Luisa is a mother of two from Taxadho, a rural indigenous community in Hidalgo, Mexico. In this village, women traditionally have had few rights and even fewer opportunities for employment. Many produce artisan goods using ixtle, a fiber from the maguey plant.
Because of their rural location, family duties and lack of business training, they sell their products to intermediaries who resell them at higher prices, leaving them with very little profit. “We’re the ones who put our hearts and souls into assembling our products. Intermediaries come and pay you the minimum, and we say, why not us? Why don’t we produce, sell and market the products ourselves?”
“Building my business has been difficult because I started working out of a little suitcase, knocking on door after door trying to sell my products. I have many memories of working at expos, for example, of walking miles to get home in the middle of the night, with two small children.”
Prior to joining Pro Mujer in 2005, Luisa had no income of her own. She depended on what her husband could give her to run the household and care for their two children: Luis Enrique, 12, and Maria de los Angeles, 4. Their home had dirt floors, the walls were incomplete and 4×4 plywood boards and sandbags provided the only protection from the elements and intruders. A friend invited her to join her communal bank, Diamante (Diamond). An initial loan of $168 allowed her to start her own ixtle business. She created first-of-its-kind bath kits that included soap and loofahs. She later diversified her range of products to include jewelry, table runners and purses incorporating recycled and/or biodegradable materials.
Encouraged by Pro Mujer staff and other women in her communal bank group, Luisa began to network and sell her products at important expos in Hidalgo and in Mexico City.
Within her community, Luisa’s behavior is considered radical and unacceptable. Outside of Taxadho, Luisa faces additional challenges. “The indigenous woman is very discriminated against…But these are our origins, and we can’t forget them.” Despite these seemingly insurmountable odds, Luisa’s long list of achievements continues to grow. Today, Luisa bypasses the intermediaries and manages all aspects of the production, sales and distribution of her products. She sells directly to the public and employs 13 relatives to help run three small businesses—a convenience store, her ixtle business and a roadside café.

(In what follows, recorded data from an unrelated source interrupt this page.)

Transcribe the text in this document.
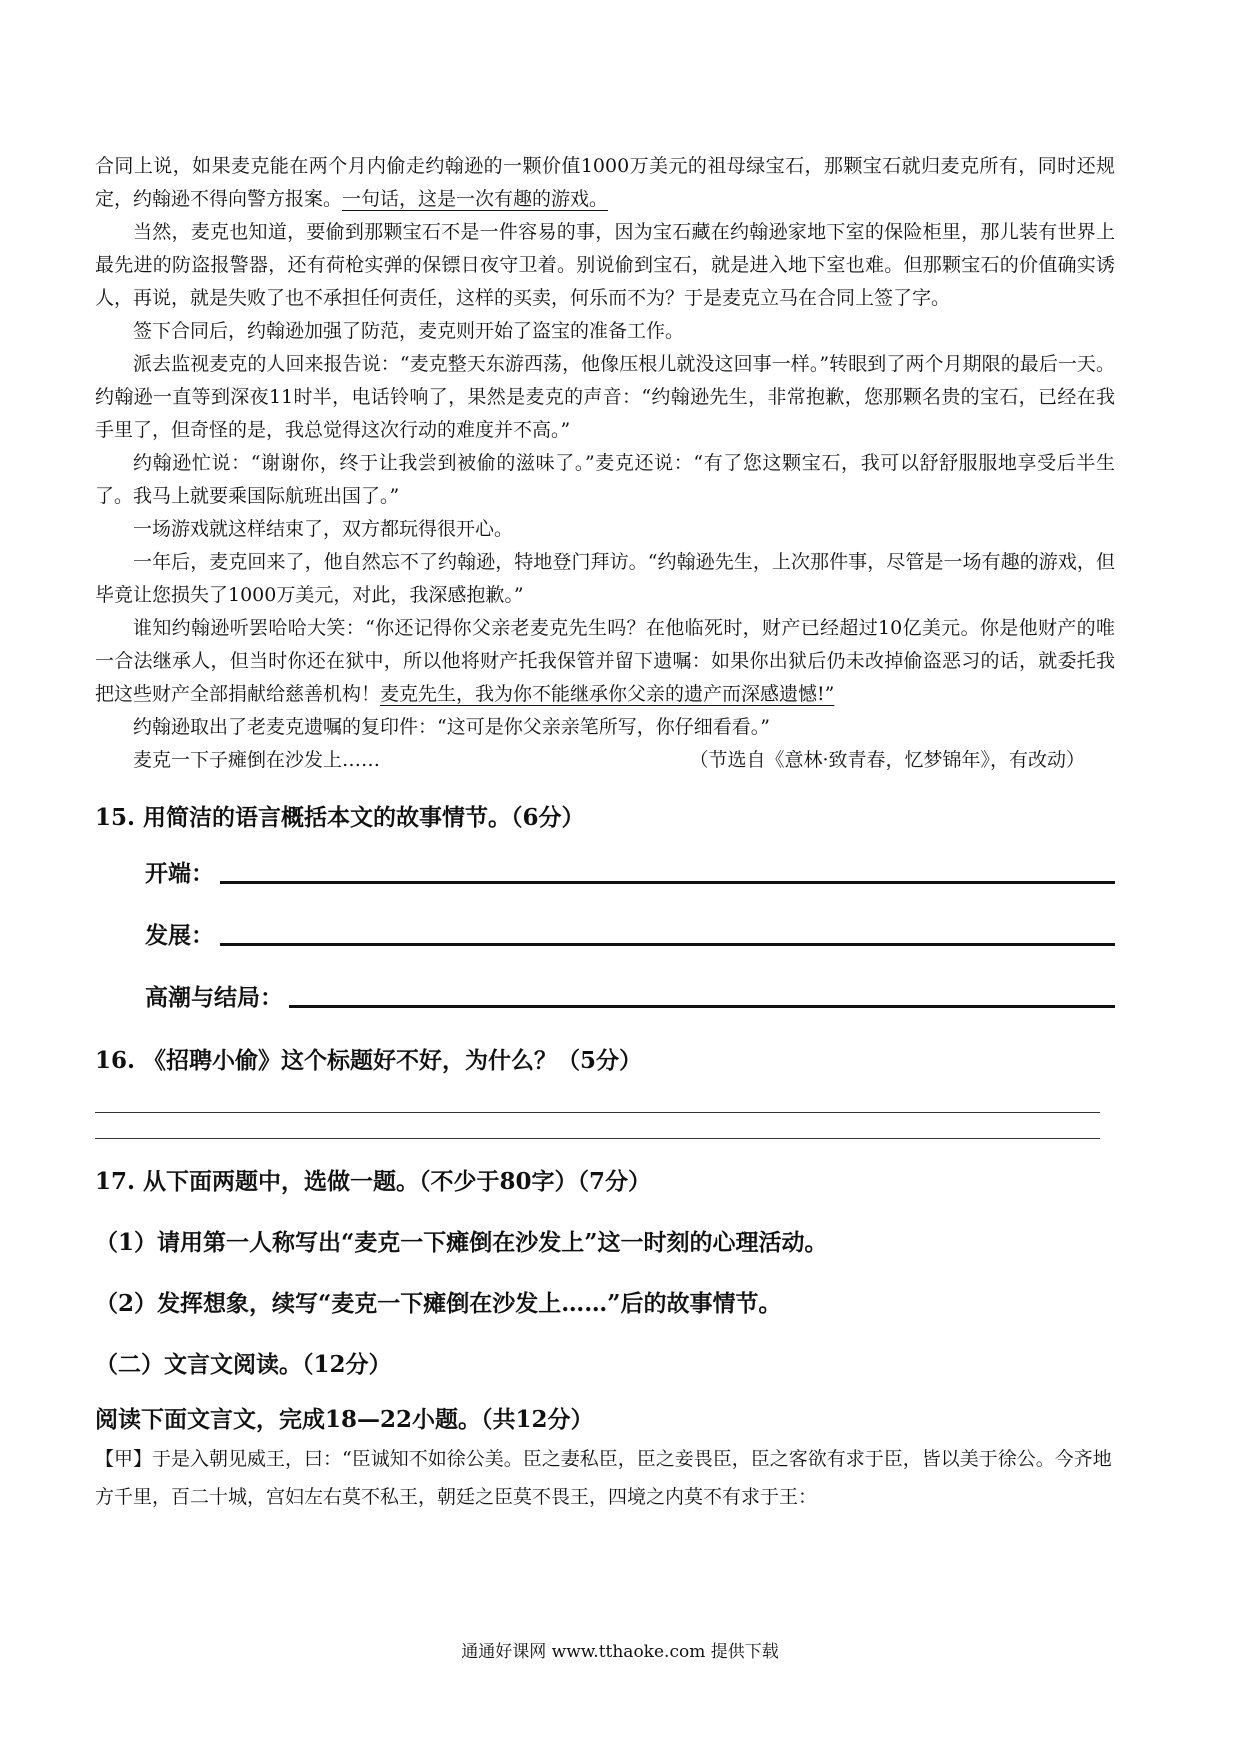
合同上说，如果麦克能在两个月内偷走约翰逊的一颗价值1000万美元的祖母绿宝石，那颗宝石就归麦克所有，同时还规定，约翰逊不得向警方报案。一句话，这是一次有趣的游戏。

当然，麦克也知道，要偷到那颗宝石不是一件容易的事，因为宝石藏在约翰逊家地下室的保险柜里，那儿装有世界上最先进的防盗报警器，还有荷枪实弹的保镖日夜守卫着。别说偷到宝石，就是进入地下室也难。但那颗宝石的价值确实诱人，再说，就是失败了也不承担任何责任，这样的买卖，何乐而不为？于是麦克立马在合同上签了字。

签下合同后，约翰逊加强了防范，麦克则开始了盗宝的准备工作。

派去监视麦克的人回来报告说：“麦克整天东游西荡，他像压根儿就没这回事一样。”转眼到了两个月期限的最后一天。约翰逊一直等到深夜11时半，电话铃响了，果然是麦克的声音：“约翰逊先生，非常抱歉，您那颗名贵的宝石，已经在我手里了，但奇怪的是，我总觉得这次行动的难度并不高。”

约翰逊忙说：“谢谢你，终于让我尝到被偷的滋味了。”麦克还说：“有了您这颗宝石，我可以舒舒服服地享受后半生了。我马上就要乘国际航班出国了。”

一场游戏就这样结束了，双方都玩得很开心。

一年后，麦克回来了，他自然忘不了约翰逊，特地登门拜访。“约翰逊先生，上次那件事，尽管是一场有趣的游戏，但毕竟让您损失了1000万美元，对此，我深感抱歉。”

谁知约翰逊听罢哈哈大笑：“你还记得你父亲老麦克先生吗？在他临死时，财产已经超过10亿美元。你是他财产的唯一合法继承人，但当时你还在狱中，所以他将财产托我保管并留下遗嘱：如果你出狱后仍未改掉偷盗恶习的话，就委托我把这些财产全部捐献给慈善机构！麦克先生，我为你不能继承你父亲的遗产而深感遗憾!”

约翰逊取出了老麦克遗嘱的复印件：“这可是你父亲亲笔所写，你仔细看看。”

麦克一下子瘫倒在沙发上……	（节选自《意林·致青春，忆梦锦年》，有改动）

15. 用简洁的语言概括本文的故事情节。（6分）

开端：
发展：
高潮与结局：

16. 《招聘小偷》这个标题好不好，为什么？（5分）

17. 从下面两题中，选做一题。（不少于80字）（7分）

（1）请用第一人称写出“麦克一下瘫倒在沙发上”这一时刻的心理活动。

（2）发挥想象，续写“麦克一下瘫倒在沙发上……”后的故事情节。

（二）文言文阅读。（12分）

阅读下面文言文，完成18—22小题。（共12分）

【甲】于是入朝见威王，曰：“臣诚知不如徐公美。臣之妻私臣，臣之妾畏臣，臣之客欲有求于臣，皆以美于徐公。今齐地方千里，百二十城，宫妇左右莫不私王，朝廷之臣莫不畏王，四境之内莫不有求于王：

通通好课网 www.tthaoke.com 提供下载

Back in 2010, Banamex named Luisa “Microentrepreneur of the Year,” in the “Urban Microbusiness” category for young development enterprises. Not only is she a savvy businesswoman, she is a leader. Luisa has mobilized a group of 31 women artisans who will help her continue the production, sales and distribution of her bath kits as well as their own products. She petitioned her municipality and secured a plot of land. They received a donation of approximately US$12,500 from Ernst & Young to build an ixtle workshop. The artisans pooled the remaining amount, and together they were able to make their dream of housing their ixtle workshop a reality.

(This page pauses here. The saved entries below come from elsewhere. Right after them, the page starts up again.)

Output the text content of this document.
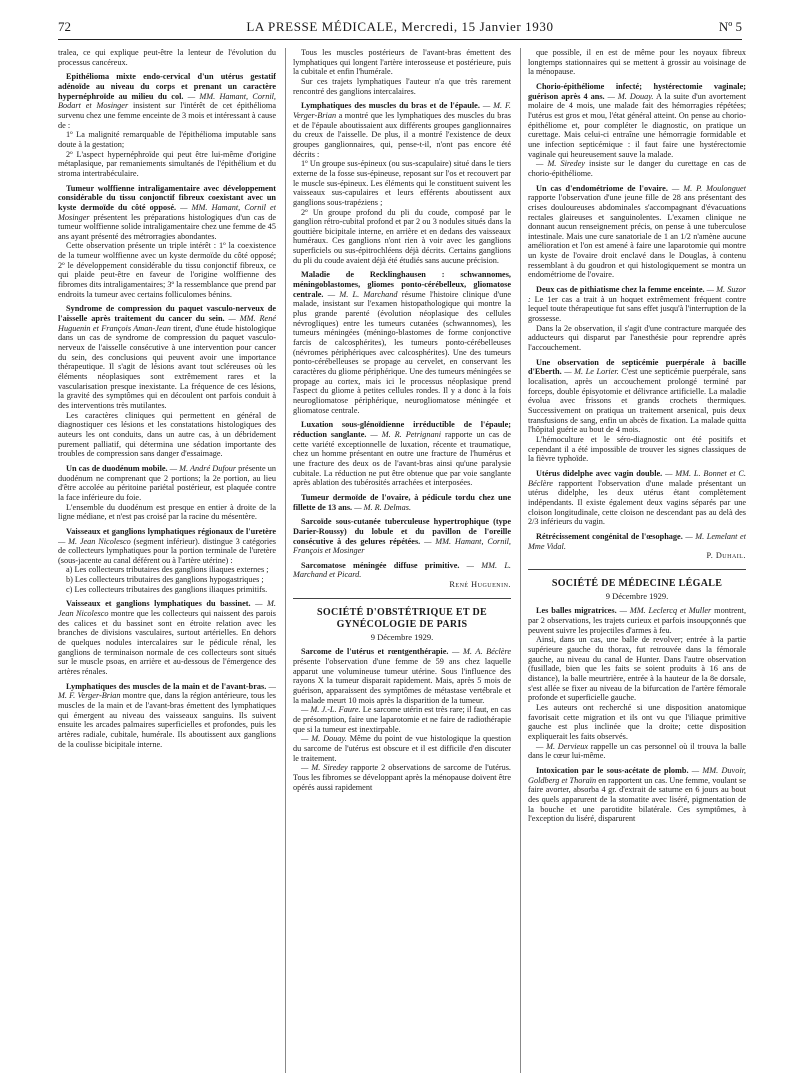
72	LA PRESSE MÉDICALE, Mercredi, 15 Janvier 1930	Nº 5

tralea, ce qui explique peut-être la lenteur de l'évolution du processus cancéreux.

Epithélioma mixte endo-cervical d'un utérus gestatif adénoïde au niveau du corps et prenant un caractère hypernéphroïde au milieu du col. — MM. Hamant, Cornil, Bodart et Mosinger insistent sur l'intérêt de cet épithélioma survenu chez une femme enceinte de 3 mois et intéressant à cause de :

1º La malignité remarquable de l'épithélioma imputable sans doute à la gestation;

2º L'aspect hypernéphroïde qui peut être lui-même d'origine métaplasique, par remaniements simultanés de l'épithélium et du stroma intertrabéculaire.

Tumeur wolffienne intraligamentaire avec développement considérable du tissu conjonctif fibreux coexistant avec un kyste dermoïde du côté opposé. — MM. Hamant, Cornil et Mosinger présentent les préparations histologiques d'un cas de tumeur wolffienne solide intraligamentaire chez une femme de 45 ans ayant présenté des métrorragies abondantes.

Cette observation présente un triple intérêt : 1º la coexistence de la tumeur wolffienne avec un kyste dermoïde du côté opposé; 2º le développement considérable du tissu conjonctif fibreux, ce qui plaide peut-être en faveur de l'origine wolffienne des fibromes dits intraligamentaires; 3º la ressemblance que prend par endroits la tumeur avec certains folliculomes bénins.

Syndrome de compression du paquet vasculo-nerveux de l'aisselle après traitement du cancer du sein. — MM. René Huguenin et François Aman-Jean tirent, d'une étude histologique dans un cas de syndrome de compression du paquet vasculo-nerveux de l'aisselle consécutive à une intervention pour cancer du sein, des conclusions qui peuvent avoir une importance thérapeutique. Il s'agit de lésions avant tout scléreuses où les éléments néoplasiques sont extrêmement rares et la vascularisation presque inexistante. La fréquence de ces lésions, la gravité des symptômes qui en découlent ont parfois conduit à des interventions très mutilantes.

Les caractères cliniques qui permettent en général de diagnostiquer ces lésions et les constatations histologiques des auteurs les ont conduits, dans un autre cas, à un débridement purement palliatif, qui détermina une sédation importante des troubles de compression sans danger d'essaimage.

Un cas de duodénum mobile. — M. André Dufour présente un duodénum ne comprenant que 2 portions; la 2e portion, au lieu d'être accolée au péritoine pariétal postérieur, est plaquée contre la face inférieure du foie.

L'ensemble du duodénum est presque en entier à droite de la ligne médiane, et n'est pas croisé par la racine du mésentère.

Vaisseaux et ganglions lymphatiques régionaux de l'uretère — M. Jean Nicolesco (segment inférieur). distingue 3 catégories de collecteurs lymphatiques pour la portion terminale de l'uretère (sous-jacente au canal déférent ou à l'artère utérine) :

a) Les collecteurs tributaires des ganglions iliaques externes ;

b) Les collecteurs tributaires des ganglions hypogastriques ;

c) Les collecteurs tributaires des ganglions iliaques primitifs.

Vaisseaux et ganglions lymphatiques du bassinet. — M. Jean Nicolesco montre que les collecteurs qui naissent des parois des calices et du bassinet sont en étroite relation avec les branches de divisions vasculaires, surtout artérielles. En dehors de quelques nodules intercalaires sur le pédicule rénal, les ganglions de terminaison normale de ces collecteurs sont situés sur le muscle psoas, en arrière et au-dessous de l'émergence des artères rénales.

Lymphatiques des muscles de la main et de l'avant-bras. — M. F. Verger-Brian montre que, dans la région antérieure, tous les muscles de la main et de l'avant-bras émettent des lymphatiques qui émergent au niveau des vaisseaux sanguins. Ils suivent ensuite les arcades palmaires superficielles et profondes, puis les artères radiale, cubitale, humérale. Ils aboutissent aux ganglions de la coulisse bicipitale interne.

Tous les muscles postérieurs de l'avant-bras émettent des lymphatiques qui longent l'artère interosseuse et postérieure, puis la cubitale et enfin l'humérale.

Sur ces trajets lymphatiques l'auteur n'a que très rarement rencontré des ganglions intercalaires.

Lymphatiques des muscles du bras et de l'épaule. — M. F. Verger-Brian a montré que les lymphatiques des muscles du bras et de l'épaule aboutissaient aux différents groupes ganglionnaires du creux de l'aisselle. De plus, il a montré l'existence de deux groupes ganglionnaires, qui, pense-t-il, n'ont pas encore été décrits :

1º Un groupe sus-épineux (ou sus-scapulaire) situé dans le tiers externe de la fosse sus-épineuse, reposant sur l'os et recouvert par le muscle sus-épineux. Les éléments qui le constituent suivent les vaisseaux sus-capulaires et leurs efférents aboutissent aux ganglions sous-trapéziens ;

2º Un groupe profond du pli du coude, composé par le ganglion rétro-cubital profond et par 2 ou 3 nodules situés dans la gouttière bicipitale interne, en arrière et en dedans des vaisseaux huméraux. Ces ganglions n'ont rien à voir avec les ganglions superficiels ou sus-épitrochléens déjà décrits. Certains ganglions du pli du coude avaient déjà été étudiés sans aucune précision.

Maladie de Recklinghausen : schwannomes, méningoblastomes, gliomes ponto-cérébelleux, gliomatose centrale. — M. L. Marchand résume l'histoire clinique d'une malade, insistant sur l'examen histopathologique qui montre la plus grande parenté (évolution néoplasique des cellules névrogliques) entre les tumeurs cutanées (schwannomes), les tumeurs méningées (méningo-blastomes de forme conjonctive farcis de calcosphérites), les tumeurs ponto-cérébelleuses (névromes périphériques avec calcosphérites). Une des tumeurs ponto-cérébelleuses se propage au cervelet, en conservant les caractères du gliome périphérique. Une des tumeurs méningées se propage au cortex, mais ici le processus néoplasique prend l'aspect du gliome à petites cellules rondes. Il y a donc à la fois neurogliomatose périphérique, neurogliomatose méningée et gliomatose centrale.

Luxation sous-glénoïdienne irréductible de l'épaule; réduction sanglante. — M. R. Petrignani rapporte un cas de cette variété exceptionnelle de luxation, récente et traumatique, chez un homme présentant en outre une fracture de l'humérus et une fracture des deux os de l'avant-bras ainsi qu'une paralysie cubitale. La réduction ne put être obtenue que par voie sanglante après ablation des tubérosités arrachées et interposées.

Tumeur dermoïde de l'ovaire, à pédicule tordu chez une fillette de 13 ans. — M. R. Delmas.

Sarcoïde sous-cutanée tuberculeuse hypertrophique (type Darier-Roussy) du lobule et du pavillon de l'oreille consécutive à des gelures répétées. — MM. Hamant, Cornil, François et Mosinger

Sarcomatose méningée diffuse primitive. — MM. L. Marchand et Picard.

René Huguenin.

SOCIÉTÉ D'OBSTÉTRIQUE ET DE GYNÉCOLOGIE DE PARIS
9 Décembre 1929.

Sarcome de l'utérus et rœntgenthérapie. — M. A. Béclère présente l'observation d'une femme de 59 ans chez laquelle apparut une volumineuse tumeur utérine. Sous l'influence des rayons X la tumeur disparait rapidement. Mais, après 5 mois de guérison, apparaissent des symptômes de métastase vertébrale et la malade meurt 10 mois après la disparition de la tumeur.

— M. J.-L. Faure. Le sarcome utérin est très rare; il faut, en cas de présomption, faire une laparotomie et ne faire de radiothérapie que si la tumeur est inextirpable.

— M. Douay. Même du point de vue histologique la question du sarcome de l'utérus est obscure et il est difficile d'en discuter le traitement.

— M. Siredey rapporte 2 observations de sarcome de l'utérus. Tous les fibromes se développant après la ménopause doivent être opérés aussi rapidement

que possible, il en est de même pour les noyaux fibreux longtemps stationnaires qui se mettent à grossir au voisinage de la ménopause.

Chorio-épithéliome infecté; hystérectomie vaginale; guérison après 4 ans. — M. Douay. A la suite d'un avortement molaire de 4 mois, une malade fait des hémorragies répétées; l'utérus est gros et mou, l'état général atteint. On pense au chorio-épithéliome et, pour compléter le diagnostic, on pratique un curettage. Mais celui-ci entraîne une hémorragie formidable et une infection septicémique : il faut faire une hystérectomie vaginale qui heureusement sauve la malade.

— M. Siredey insiste sur le danger du curettage en cas de chorio-épithéliome.

Un cas d'endométriome de l'ovaire. — M. P. Moulonguet rapporte l'observation d'une jeune fille de 28 ans présentant des crises douloureuses abdominales s'accompagnant d'évacuations rectales glaireuses et sanguinolentes. L'examen clinique ne donnant aucun renseignement précis, on pense à une tuberculose intestinale. Mais une cure sanatoriale de 1 an 1/2 n'amène aucune amélioration et l'on est amené à faire une laparotomie qui montre un kyste de l'ovaire droit enclavé dans le Douglas, à contenu ressemblant à du goudron et qui histologiquement se montra un endométriome de l'ovaire.

Deux cas de pithiatisme chez la femme enceinte. — M. Suzor : Le 1er cas a trait à un hoquet extrêmement fréquent contre lequel toute thérapeutique fut sans effet jusqu'à l'interruption de la grossesse.

Dans la 2e observation, il s'agit d'une contracture marquée des adducteurs qui disparut par l'anesthésie pour reprendre après l'accouchement.

Une observation de septicémie puerpérale à bacille d'Eberth. — M. Le Lorier. C'est une septicémie puerpérale, sans localisation, après un accouchement prolongé terminé par forceps, double épisyotomie et délivrance artificielle. La maladie évolua avec frissons et grands crochets thermiques. Successivement on pratiqua un traitement arsenical, puis deux transfusions de sang, enfin un abcès de fixation. La malade quitta l'hôpital guérie au bout de 4 mois.

L'hémoculture et le séro-diagnostic ont été positifs et cependant il a été impossible de trouver les signes classiques de la fièvre typhoïde.

Utérus didelphe avec vagin double. — MM. L. Bonnet et C. Béclère rapportent l'observation d'une malade présentant un utérus didelphe, les deux utérus étant complètement indépendants. Il existe également deux vagins séparés par une cloison longitudinale, cette cloison ne descendant pas au delà des 2/3 inférieurs du vagin.

Rétrécissement congénital de l'œsophage. — M. Lemelant et Mme Vidal.

P. Duhail.

SOCIÉTÉ DE MÉDECINE LÉGALE
9 Décembre 1929.

Les balles migratrices. — MM. Leclercq et Muller montrent, par 2 observations, les trajets curieux et parfois insoupçonnés que peuvent suivre les projectiles d'armes à feu.

Ainsi, dans un cas, une balle de revolver; entrée à la partie supérieure gauche du thorax, fut retrouvée dans la fémorale gauche, au niveau du canal de Hunter. Dans l'autre observation (fusillade, bien que les faits se soient produits à 16 ans de distance), la balle meurtrière, entrée à la hauteur de la 8e dorsale, s'est allée se fixer au niveau de la bifurcation de l'artère fémorale profonde et superficielle gauche.

Les auteurs ont recherché si une disposition anatomique favorisait cette migration et ils ont vu que l'iliaque primitive gauche est plus inclinée que la droite; cette disposition expliquerait les faits observés.

— M. Dervieux rappelle un cas personnel où il trouva la balle dans le cœur lui-même.

Intoxication par le sous-acétate de plomb. — MM. Duvoir, Goldberg et Thoraïn en rapportent un cas. Une femme, voulant se faire avorter, absorba 4 gr. d'extrait de saturne en 6 jours au bout des quels apparurent de la stomatite avec liséré, pigmentation de la bouche et une parotidite bilatérale. Ces symptômes, à l'exception du liséré, disparurent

She hopes to expand her business to new regions, provide more employment opportunities for her family and community and one day export her products internationally.
Her hard work has allowed her to provide a better education for her children and help her community. Today, each of her children has a bed, the house has cement floors, and it is one of the few houses in her village that has been finished and painted. The bright orange paint on the outside of her house is symbolic of the pride in her many achievements.